The attack on a Chinese man in Karachi has become one of the first politically motivated attacks related to CPEC. A scribbled note was found at the site that denounced ‘foreign control over Sindh’s natural resources’. This mentality stems from a lack of education and information about the CPEC and other subsidiary projects. If the government works on spreading greater awareness and increasing transparency, the new 13000-strong army division formed to protect the corridor might have an easier job.

Nationalism is perfectly justified, and can normally work wonders in keeping society cohesive and unified in a country, but it is another story entirely when this strong feeling of a shared identity turns into jingoism. At any rate, nationalism based on provincial boundaries only makes the country more divisive, instead of bringing the people together. This project is not about which province uses what resources, but instead about national development. Punjab has been rightfully accused of taking the lion’s share of resources in the past, but this project will benefit Balochistan and Sindh as well. This is not a national project, but an international investment. It must not be sabotaged if our economy is to survive. Additionally, it is not a welfare project. Demands for equal distribution cannot be met as the aim is profit maximisation. The priority is for China and Pakistan to make money, rather than to alleviate poverty. Yes, Balochistan and Sindh must be developed and the standard of living of their people must be raised by the government. The CPEC can do this, but as an externality, not as the main aim.
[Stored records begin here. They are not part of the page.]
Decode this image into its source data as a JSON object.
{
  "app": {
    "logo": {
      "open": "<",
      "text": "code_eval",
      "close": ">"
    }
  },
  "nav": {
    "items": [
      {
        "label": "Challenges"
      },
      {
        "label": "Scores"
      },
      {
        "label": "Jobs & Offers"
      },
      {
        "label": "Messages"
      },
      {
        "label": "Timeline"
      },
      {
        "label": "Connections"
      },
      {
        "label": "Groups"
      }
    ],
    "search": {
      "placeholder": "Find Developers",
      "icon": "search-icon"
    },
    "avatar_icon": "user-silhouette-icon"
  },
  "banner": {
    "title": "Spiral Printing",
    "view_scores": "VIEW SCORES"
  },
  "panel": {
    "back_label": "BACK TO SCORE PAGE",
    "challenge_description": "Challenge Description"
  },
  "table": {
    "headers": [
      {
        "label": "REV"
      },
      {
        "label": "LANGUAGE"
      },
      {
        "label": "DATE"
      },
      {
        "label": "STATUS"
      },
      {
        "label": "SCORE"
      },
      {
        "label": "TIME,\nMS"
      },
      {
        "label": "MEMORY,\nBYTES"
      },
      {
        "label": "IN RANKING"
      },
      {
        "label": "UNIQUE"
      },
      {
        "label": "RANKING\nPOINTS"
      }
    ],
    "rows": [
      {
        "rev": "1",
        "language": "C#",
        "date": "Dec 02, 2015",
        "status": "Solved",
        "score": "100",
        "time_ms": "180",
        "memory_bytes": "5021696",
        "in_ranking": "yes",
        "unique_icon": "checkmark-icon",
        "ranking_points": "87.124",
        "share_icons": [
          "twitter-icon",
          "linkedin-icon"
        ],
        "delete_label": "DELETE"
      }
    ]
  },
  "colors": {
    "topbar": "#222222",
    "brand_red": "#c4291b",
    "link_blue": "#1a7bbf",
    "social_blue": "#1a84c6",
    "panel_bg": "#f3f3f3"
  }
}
Additionally, the news of Balochistan lodging a formal complaint with the Indus Water System Authority (IRSA) over Sindh stealing its water is only further proof of how the provincial lines seem etched in stone. This allegation might be true, but has become a matter of routine over the past few years. All that is needed to overcome this is updating the water measurement systems from the outdated devices currently used. Doing this now would go a long way in avoiding conflict later, and provincial divides can only be mitigated if long-standing issues are resolved.

These incidents do not bode well for investment prospects in the future. If the Pakistani authorities cannot be seen as capable of successfully protecting foreigners and sorting internal disputes, then CPEC is going to end up becoming an empty highway, with not much development on either side. CPEC needs to be used as a catalyst for more investments, as well as for national cohesion.